First, run the `TTbarResLookUpTables` module by simply importing it.  If it works, it will print out varies pandas dataframes with information about the mistag rates and finally print the `luts` multi-dictionary

In [None]:
import TTbarResLookUpTables

Next, import that multi-dictionary `luts`, as it is needed for the processor to create output files.  These new output files will have the necessary datasets weighted by their corresponding mistag rate

In [None]:
from TTbarResLookUpTables import luts

In [None]:
from Filesets import filesets_forweights

Ensure that the necessary files have been included in the `TTbarResLookUpTables` process before running the next processor, as the mistag procedure is found within that module.  For details about the categories used to write the mistag procedure, refer to the `TTbarResProcessor` module.

In [None]:
""" Runs Processor, Weights Datasets with Corresponding Mistag Weight, Implements Mass Modification Procedure """

tstart = time.time()

seed = 1234577890
outputs_weighted = {}
prng = RandomState(seed)
Chunk = [100000, 10] # [chunksize, maxchunks]

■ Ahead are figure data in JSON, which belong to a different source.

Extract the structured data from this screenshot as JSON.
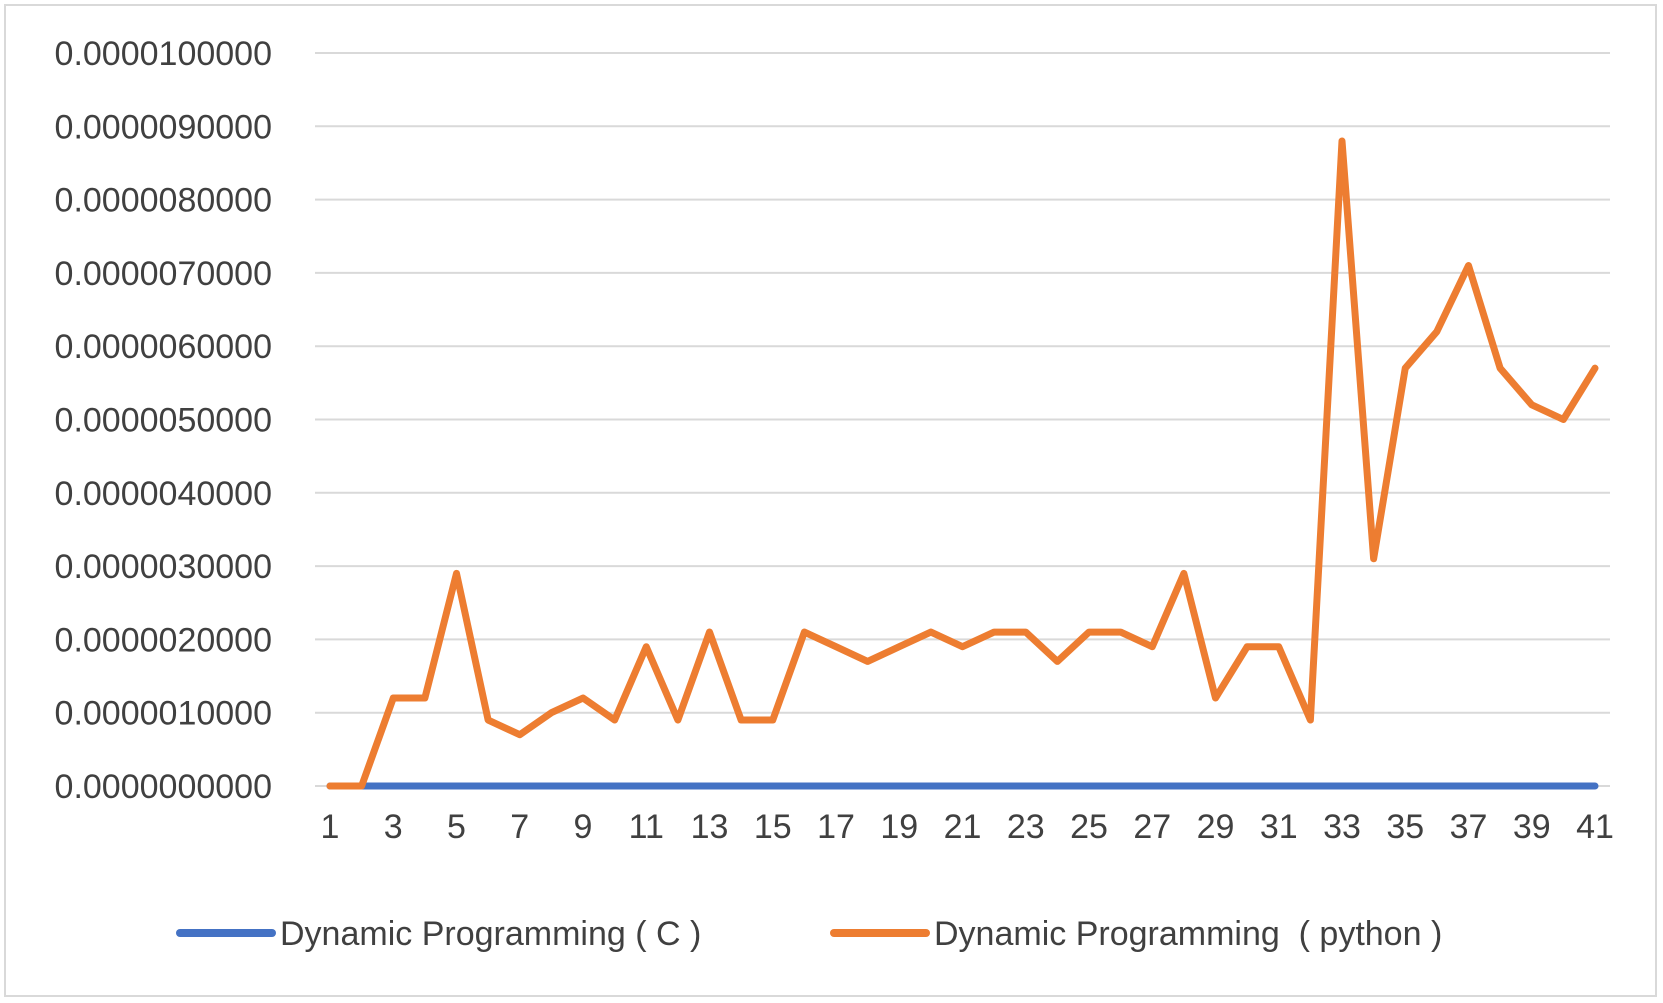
{
  "chart_data": {
    "type": "line",
    "title": "",
    "xlabel": "",
    "ylabel": "",
    "x": [
      1,
      2,
      3,
      4,
      5,
      6,
      7,
      8,
      9,
      10,
      11,
      12,
      13,
      14,
      15,
      16,
      17,
      18,
      19,
      20,
      21,
      22,
      23,
      24,
      25,
      26,
      27,
      28,
      29,
      30,
      31,
      32,
      33,
      34,
      35,
      36,
      37,
      38,
      39,
      40,
      41
    ],
    "x_tick_labels": [
      "1",
      "3",
      "5",
      "7",
      "9",
      "11",
      "13",
      "15",
      "17",
      "19",
      "21",
      "23",
      "25",
      "27",
      "29",
      "31",
      "33",
      "35",
      "37",
      "39",
      "41"
    ],
    "ylim": [
      0,
      1e-05
    ],
    "y_tick_labels": [
      "0.0000000000",
      "0.0000010000",
      "0.0000020000",
      "0.0000030000",
      "0.0000040000",
      "0.0000050000",
      "0.0000060000",
      "0.0000070000",
      "0.0000080000",
      "0.0000090000",
      "0.0000100000"
    ],
    "grid": true,
    "legend_position": "bottom",
    "series": [
      {
        "name": "Dynamic Programming ( C )",
        "color": "#4472c4",
        "values": [
          0,
          0,
          0,
          0,
          0,
          0,
          0,
          0,
          0,
          0,
          0,
          0,
          0,
          0,
          0,
          0,
          0,
          0,
          0,
          0,
          0,
          0,
          0,
          0,
          0,
          0,
          0,
          0,
          0,
          0,
          0,
          0,
          0,
          0,
          0,
          0,
          0,
          0,
          0,
          0,
          0
        ]
      },
      {
        "name": "Dynamic Programming  ( python )",
        "color": "#ed7d31",
        "values": [
          0.0,
          0.0,
          1.2e-06,
          1.2e-06,
          2.9e-06,
          9e-07,
          7e-07,
          1e-06,
          1.2e-06,
          9e-07,
          1.9e-06,
          9e-07,
          2.1e-06,
          9e-07,
          9e-07,
          2.1e-06,
          1.9e-06,
          1.7e-06,
          1.9e-06,
          2.1e-06,
          1.9e-06,
          2.1e-06,
          2.1e-06,
          1.7e-06,
          2.1e-06,
          2.1e-06,
          1.9e-06,
          2.9e-06,
          1.2e-06,
          1.9e-06,
          1.9e-06,
          9e-07,
          8.8e-06,
          3.1e-06,
          5.7e-06,
          6.2e-06,
          7.1e-06,
          5.7e-06,
          5.2e-06,
          5e-06,
          5.7e-06
        ]
      }
    ]
  }
}
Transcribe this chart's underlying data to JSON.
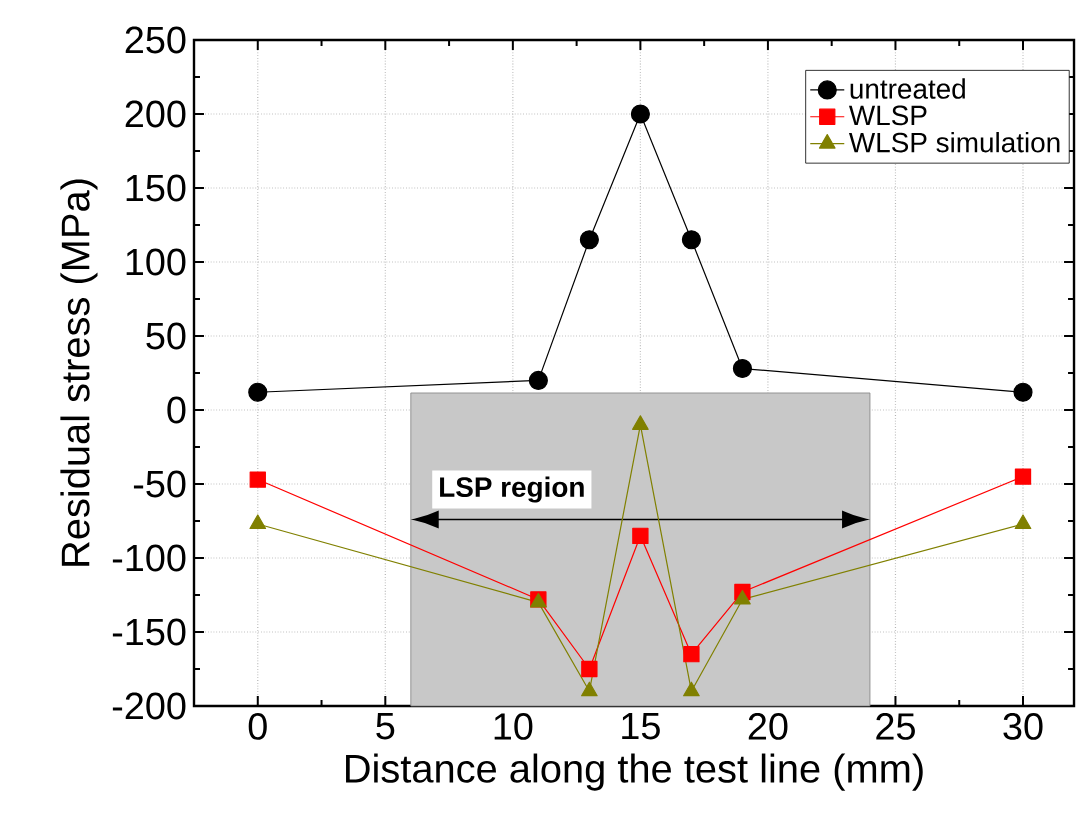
{
  "chart_data": {
    "type": "line",
    "xlabel": "Distance along the test line (mm)",
    "ylabel": "Residual stress (MPa)",
    "x": [
      0,
      11,
      13,
      15,
      17,
      19,
      30
    ],
    "series": [
      {
        "name": "untreated",
        "color": "#000000",
        "marker": "circle",
        "values": [
          12,
          20,
          115,
          200,
          115,
          28,
          12
        ]
      },
      {
        "name": "WLSP",
        "color": "#ff0000",
        "marker": "square",
        "values": [
          -47,
          -128,
          -175,
          -85,
          -165,
          -123,
          -45
        ]
      },
      {
        "name": "WLSP simulation",
        "color": "#808000",
        "marker": "triangle",
        "values": [
          -77,
          -130,
          -190,
          -10,
          -190,
          -128,
          -77
        ]
      }
    ],
    "xlim": [
      -2.5,
      32
    ],
    "ylim": [
      -200,
      250
    ],
    "xticks": [
      0,
      5,
      10,
      15,
      20,
      25,
      30
    ],
    "yticks": [
      -200,
      -150,
      -100,
      -50,
      0,
      50,
      100,
      150,
      200,
      250
    ],
    "bands": [
      {
        "axis": "x",
        "from": 6,
        "to": 24,
        "label": "LSP region",
        "color": "#c8c8c8"
      }
    ],
    "grid": true,
    "legend": "top right",
    "line_style": "solid"
  }
}
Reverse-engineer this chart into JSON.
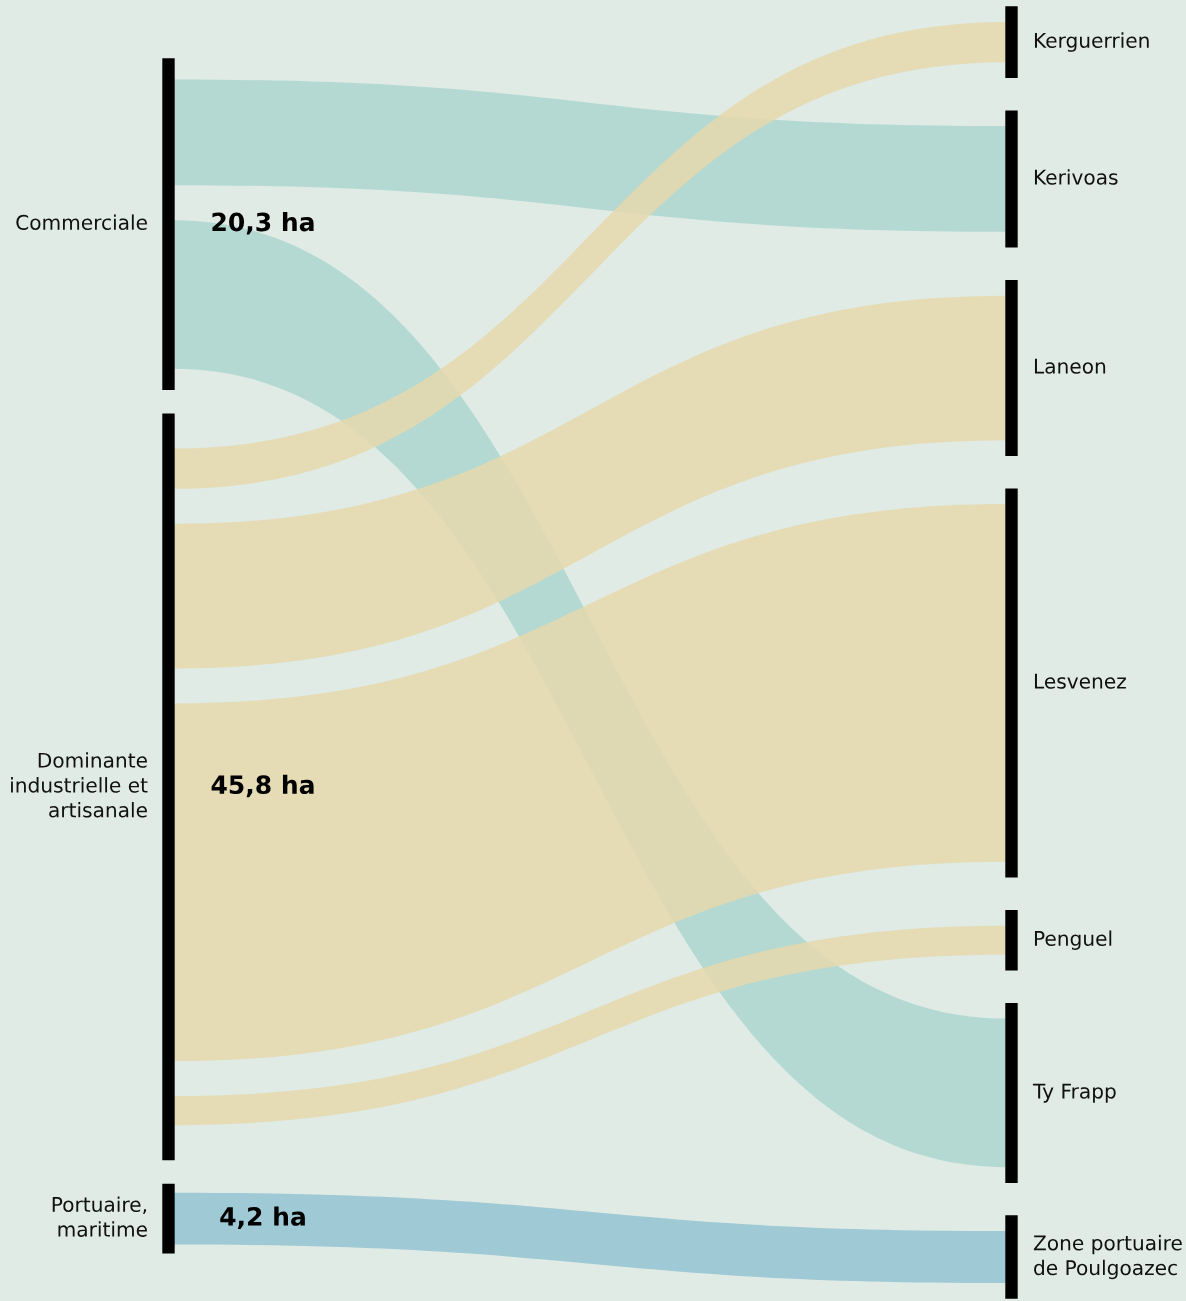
{
  "chart_data": {
    "type": "other",
    "categories": [
      "Commerciale",
      "Dominante\nindustrielle et\nartisanale",
      "Portuaire,\nmaritime"
    ],
    "values": [
      20.3,
      45.8,
      4.2
    ],
    "value_labels": [
      "20,3 ha",
      "45,8 ha",
      "4,2 ha"
    ],
    "colors": [
      "#acd6d0",
      "#e5d8ac",
      "#93c3d1"
    ],
    "y2_categories": [
      "Kerguerrien",
      "Kerivoas",
      "Laneon",
      "Lesvenez",
      "Penguel",
      "Ty Frapp",
      "Zone portuaire\nde Poulgoazec"
    ]
  }
}
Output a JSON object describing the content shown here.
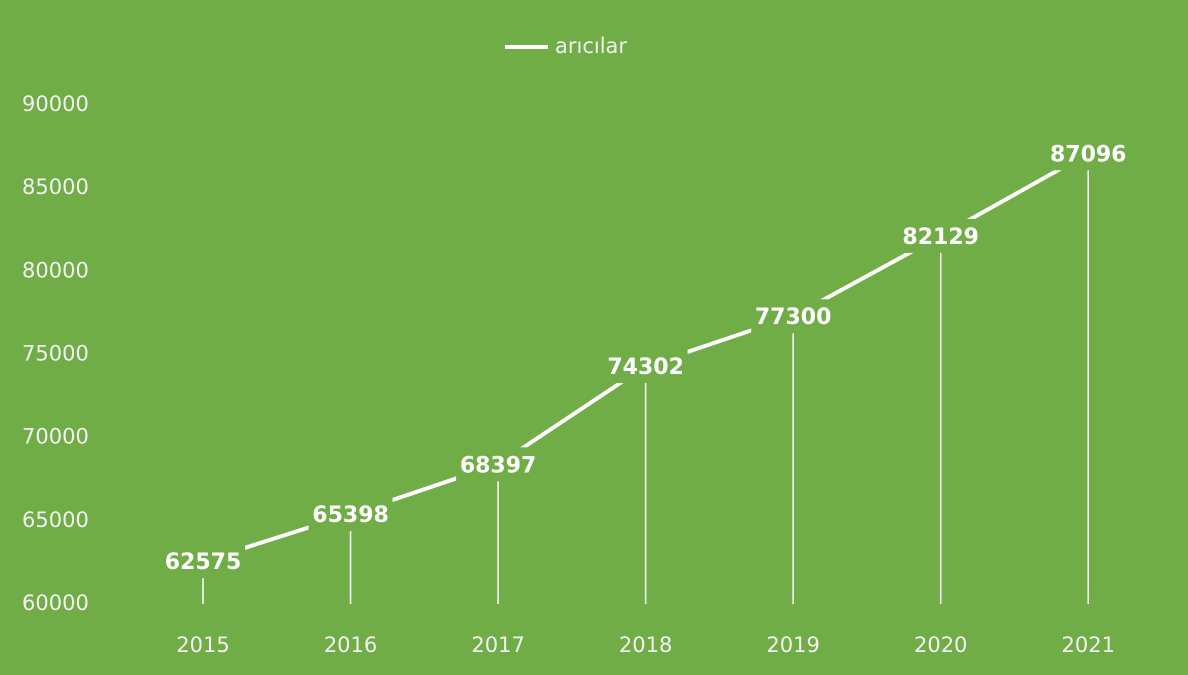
{
  "chart_data": {
    "type": "line",
    "categories": [
      "2015",
      "2016",
      "2017",
      "2018",
      "2019",
      "2020",
      "2021"
    ],
    "series": [
      {
        "name": "arıcılar",
        "color": "#ffffff",
        "values": [
          62575,
          65398,
          68397,
          74302,
          77300,
          82129,
          87096
        ]
      }
    ],
    "ylim": [
      60000,
      90000
    ],
    "yticks": [
      60000,
      65000,
      70000,
      75000,
      80000,
      85000,
      90000
    ],
    "grid": false,
    "drop_lines": true,
    "data_labels": true,
    "legend": "top",
    "background": "#70ad47"
  }
}
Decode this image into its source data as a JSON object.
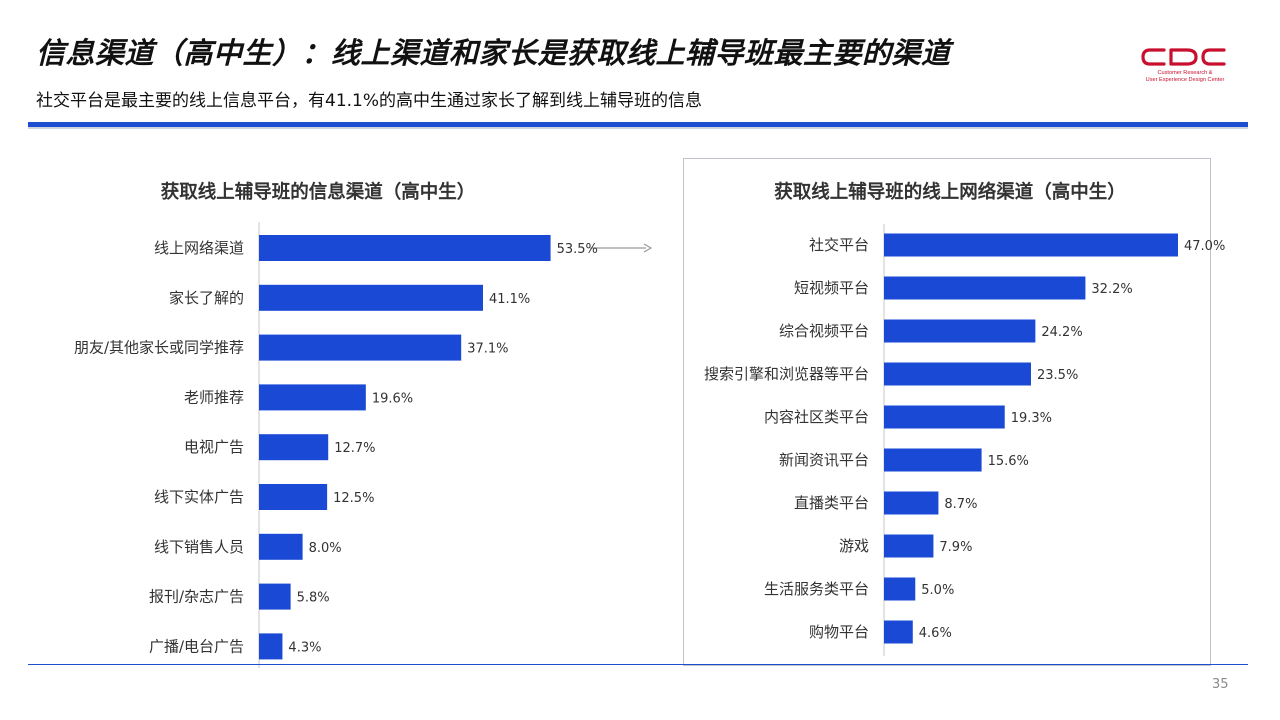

for name,files in filesets_forweights.items(): 
    

    print(name)
    output = processor.run_uproot_job({name:files},
                                      treename='Events',
                                      processor_instance=TTbarResProcessor(UseLookUpTables=True,
                                                                           ModMass = True,
                                                                           RandomDebugMode = False,
                                                                           lu=luts,
                                                                           prng=prng),
                                      #executor=processor.dask_executor,
                                      #executor=processor.iterative_executor,
                                      executor=processor.futures_executor,
                                      executor_args={
                                          #'client': client, 
                                          'nano':False, 
                                          'flatten':True, 
                                          'skipbadfiles':False,
                                          'workers': 2},
                                      chunksize=Chunk[0], maxchunks=Chunk[1]
                                     )

    elapsed = time.time() - tstart
    outputs_weighted[name] = output
    print(output)
    #util.save(output, 'CoffeaOutputs/WeightedModMassOutputs/TTbarResCoffea_' + name + '_ModMass_weighted_output_partial_2021_dask_run.coffea')

In [None]:
print('Elapsed time = ', elapsed, ' sec.')
print('Elapsed time = ', elapsed/60., ' min.')
print('Elapsed time = ', elapsed/3600., ' hrs.') 

In [None]:
for name,output in outputs_weighted.items(): 
    print("-------Unweighted " + name + "--------")
    for i,j in output['cutflow'].items():        
        print( '%20s : %12d' % (i,j) )